When asked whether or not she was in contact with the other foreigners looking to return home, Sitwell replied that many communicated via a Facebook group and the well-known Whatsapp.
“There’s a Facebook and Whastapp Group but to be honest, they’re not very positive. The Canadian Government has said it would be a lot of money to get home, about $3,000. So a lot of people were really negative,” expressed Sitwell. “I was glad to get out and leave that group because I found there was a lot of complaining going on. I went to Nepal because I was eager and excited to go. Now, the world has gone a little crazy. I wanted to get home but I didn’t feel the Canadian Government had to take it upon themselves to get me home.”
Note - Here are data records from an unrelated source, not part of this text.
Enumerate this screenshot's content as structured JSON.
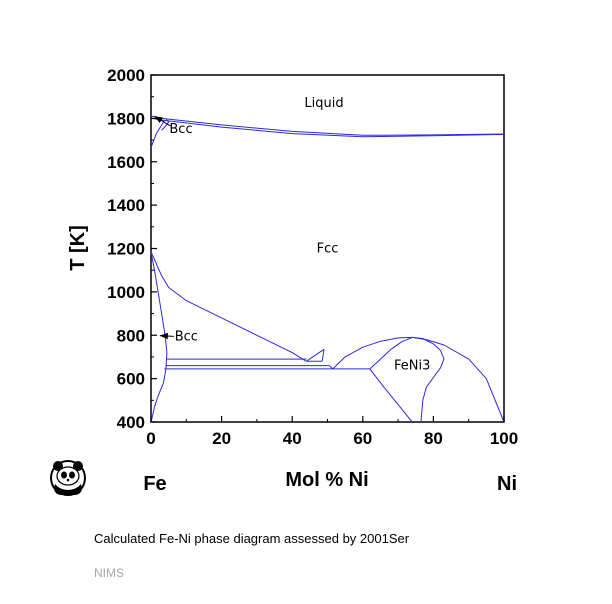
{
  "chart_data": {
    "type": "line",
    "title": "",
    "xlabel": "Mol % Ni",
    "ylabel": "T [K]",
    "xlim": [
      0,
      100
    ],
    "ylim": [
      400,
      2000
    ],
    "xticks": [
      "0",
      "20",
      "40",
      "60",
      "80",
      "100"
    ],
    "yticks": [
      "400",
      "600",
      "800",
      "1000",
      "1200",
      "1400",
      "1600",
      "1800",
      "2000"
    ],
    "grid": false,
    "line_color": "#2a2ae0",
    "element_left": "Fe",
    "element_right": "Ni",
    "region_labels": [
      {
        "text": "Liquid",
        "x": 49,
        "y": 1870
      },
      {
        "text": "Fcc",
        "x": 50,
        "y": 1200
      },
      {
        "text": "Bcc",
        "x": 8.5,
        "y": 1750
      },
      {
        "text": "Bcc",
        "x": 10,
        "y": 795
      },
      {
        "text": "FeNi3",
        "x": 74,
        "y": 660
      }
    ],
    "arrows": [
      {
        "from": [
          5.5,
          1765
        ],
        "to": [
          1,
          1810
        ]
      },
      {
        "from": [
          6.5,
          795
        ],
        "to": [
          2.5,
          798
        ]
      }
    ],
    "series": [
      {
        "x": [
          0,
          4,
          20,
          40,
          60,
          80,
          100
        ],
        "y": [
          1811,
          1798,
          1770,
          1740,
          1722,
          1724,
          1728
        ]
      },
      {
        "x": [
          0,
          3.5,
          20,
          40,
          60,
          80,
          100
        ],
        "y": [
          1801,
          1791,
          1760,
          1730,
          1715,
          1720,
          1726
        ]
      },
      {
        "x": [
          0,
          1.5,
          3.8
        ],
        "y": [
          1665,
          1730,
          1790
        ]
      },
      {
        "x": [
          3,
          4,
          5,
          4.3
        ],
        "y": [
          1745,
          1762,
          1783,
          1795
        ]
      },
      {
        "x": [
          0,
          1,
          2,
          3,
          5,
          10,
          20,
          30,
          40,
          44
        ],
        "y": [
          1184,
          1150,
          1110,
          1075,
          1020,
          960,
          880,
          800,
          720,
          680
        ]
      },
      {
        "x": [
          0,
          1,
          2,
          3,
          4,
          4.5,
          4.2,
          3.5
        ],
        "y": [
          1184,
          1100,
          1000,
          900,
          800,
          720,
          640,
          580
        ]
      },
      {
        "x": [
          3.5,
          2,
          1,
          0.3,
          0
        ],
        "y": [
          580,
          520,
          470,
          420,
          400
        ]
      },
      {
        "x": [
          4.5,
          44
        ],
        "y": [
          690,
          690
        ]
      },
      {
        "x": [
          4.3,
          50.5
        ],
        "y": [
          660,
          660
        ]
      },
      {
        "x": [
          3.8,
          62
        ],
        "y": [
          645,
          645
        ]
      },
      {
        "x": [
          44,
          49
        ],
        "y": [
          680,
          735
        ]
      },
      {
        "x": [
          44,
          48.5
        ],
        "y": [
          680,
          680
        ]
      },
      {
        "x": [
          48.5,
          49
        ],
        "y": [
          680,
          735
        ]
      },
      {
        "x": [
          50.5,
          51.5
        ],
        "y": [
          660,
          645
        ]
      },
      {
        "x": [
          51.5,
          55,
          60,
          65,
          70,
          74,
          78,
          83,
          90,
          95,
          100
        ],
        "y": [
          645,
          700,
          745,
          772,
          788,
          790,
          780,
          755,
          690,
          600,
          400
        ]
      },
      {
        "x": [
          62,
          65,
          68,
          71,
          74,
          77,
          80,
          82,
          83,
          82,
          80,
          78,
          77,
          76.5
        ],
        "y": [
          645,
          690,
          735,
          770,
          790,
          785,
          760,
          730,
          690,
          650,
          605,
          560,
          500,
          400
        ]
      },
      {
        "x": [
          62,
          66,
          70,
          73,
          74
        ],
        "y": [
          645,
          560,
          480,
          420,
          400
        ]
      }
    ]
  },
  "caption": "Calculated Fe-Ni phase diagram assessed by 2001Ser",
  "footer": "NIMS",
  "logo": "panda-logo-icon"
}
As of her last day in Nepal, many other Canadians were still waiting in hopes of a flight home.
For Sitwell, the trip home to Canada was remarkably easy, unfettered by the mounting fears caused by the COVID-19 crisis.
When the pair touched down in Washington D.C., they easily moved through customs. In Toronto, Sitwell stated they were greeted with a detailed document as to the new guidelines all Canadians must follow.
Now, they are free to self-isolate like many of us-facing this pandemic alone but together.